Liputan6.com, Jakarta - Wakil Gubernur (Wagub) DKI Jakarta Rano Karno merespons viralnya keberadaan juru parkir (jukir) liar di kawasan Tanah Abang, Jakarta Pusat, yang diduga mematok tarif parkir hingga Rp100 ribu. Rano memastikan penertiban akan dilakukan dalam waktu dekat dengan melibatkan sejumlah unsur aparat.
“Itu sudah paham-lah kita. Bukan berarti kita toleransi, tapi semuanya juga ditertibkan,” kata Rano usai meluncurkan acara transisi Ramadan 1444 Hijriah bertema Double Blessing: Chinese New Year and Ramadan Karim di Bundaran HI, Jakarta Pusat, Selasa (17/2/2026).
Advertisement
Rano mengakui, kemacetan di kawasan Tanah Abang kerap terjadi pada momen-momen tertentu yang bersifat musiman, seperti saat perayaan Hari Besar Keagamaan Nasional (HBKN).

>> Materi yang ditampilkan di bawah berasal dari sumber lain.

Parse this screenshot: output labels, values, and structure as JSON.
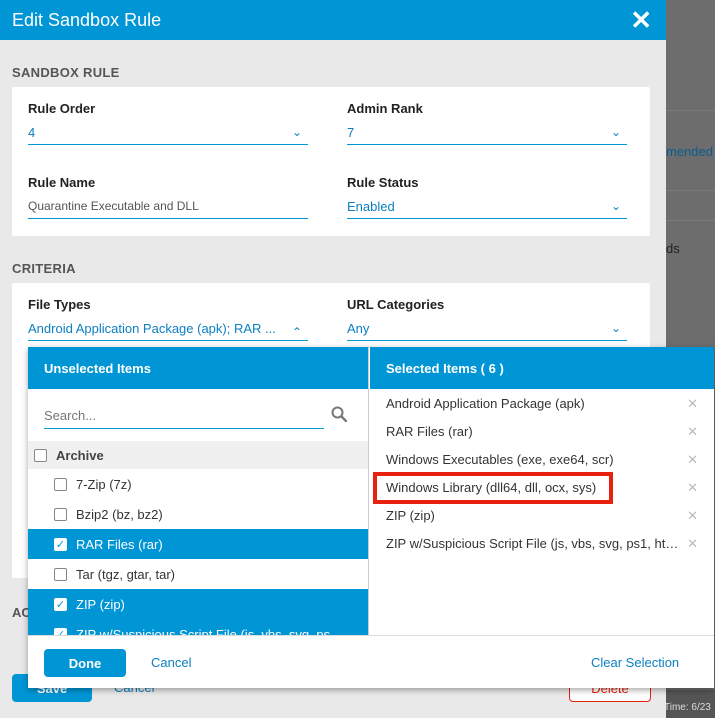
{
  "background": {
    "texts": [
      "mended",
      "ds"
    ],
    "footer_stamp": "Time: 6/23"
  },
  "modal": {
    "title": "Edit Sandbox Rule",
    "close_glyph": "✕",
    "sandbox_section": "SANDBOX RULE",
    "criteria_section": "CRITERIA",
    "actions_section_partial": "AC",
    "fields": {
      "rule_order": {
        "label": "Rule Order",
        "value": "4"
      },
      "admin_rank": {
        "label": "Admin Rank",
        "value": "7"
      },
      "rule_name": {
        "label": "Rule Name",
        "value": "Quarantine Executable and DLL"
      },
      "rule_status": {
        "label": "Rule Status",
        "value": "Enabled"
      },
      "file_types": {
        "label": "File Types",
        "value": "Android Application Package (apk); RAR ..."
      },
      "url_categories": {
        "label": "URL Categories",
        "value": "Any"
      }
    },
    "buttons": {
      "save": "Save",
      "cancel": "Cancel",
      "delete": "Delete"
    }
  },
  "dropdown": {
    "unselected_header": "Unselected Items",
    "selected_header": "Selected Items ( 6 )",
    "search_placeholder": "Search...",
    "unselected": [
      {
        "label": "Archive",
        "group": true,
        "checked": false
      },
      {
        "label": "7-Zip (7z)",
        "group": false,
        "checked": false
      },
      {
        "label": "Bzip2 (bz, bz2)",
        "group": false,
        "checked": false
      },
      {
        "label": "RAR Files (rar)",
        "group": false,
        "checked": true
      },
      {
        "label": "Tar (tgz, gtar, tar)",
        "group": false,
        "checked": false
      },
      {
        "label": "ZIP (zip)",
        "group": false,
        "checked": true
      },
      {
        "label": "ZIP w/Suspicious Script File (js, vbs, svg, ps",
        "group": false,
        "checked": true
      }
    ],
    "selected": [
      "Android Application Package (apk)",
      "RAR Files (rar)",
      "Windows Executables (exe, exe64, scr)",
      "Windows Library (dll64, dll, ocx, sys)",
      "ZIP (zip)",
      "ZIP w/Suspicious Script File (js, vbs, svg, ps1, ht…"
    ],
    "remove_glyph": "✕",
    "check_glyph": "✓",
    "chevron_glyph": "⌄",
    "chevron_up_glyph": "⌃",
    "done": "Done",
    "cancel": "Cancel",
    "clear_selection": "Clear Selection"
  },
  "colors": {
    "accent": "#0096d6",
    "highlight": "#e8210e"
  }
}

Namun demikian, ia menegaskan kondisi tersebut tidak dapat dijadikan alasan pembenaran atas praktik pungutan liar oleh oknum jukir.
“Tapi marilah kita coba pahami, ini kan situasi setahun sekali. Ini macet, setahun sekali tidak apa-apa. Tapi artinya jukir-jukir itu sudah dibenahi. Ya terpaksa ditindak juga, ada yang ditangkap, dikasih pembinaan, itu sudah hal biasalah. Mudah-mudahan itu akan menjadi jauh lebih baik lagi,” jelasnya.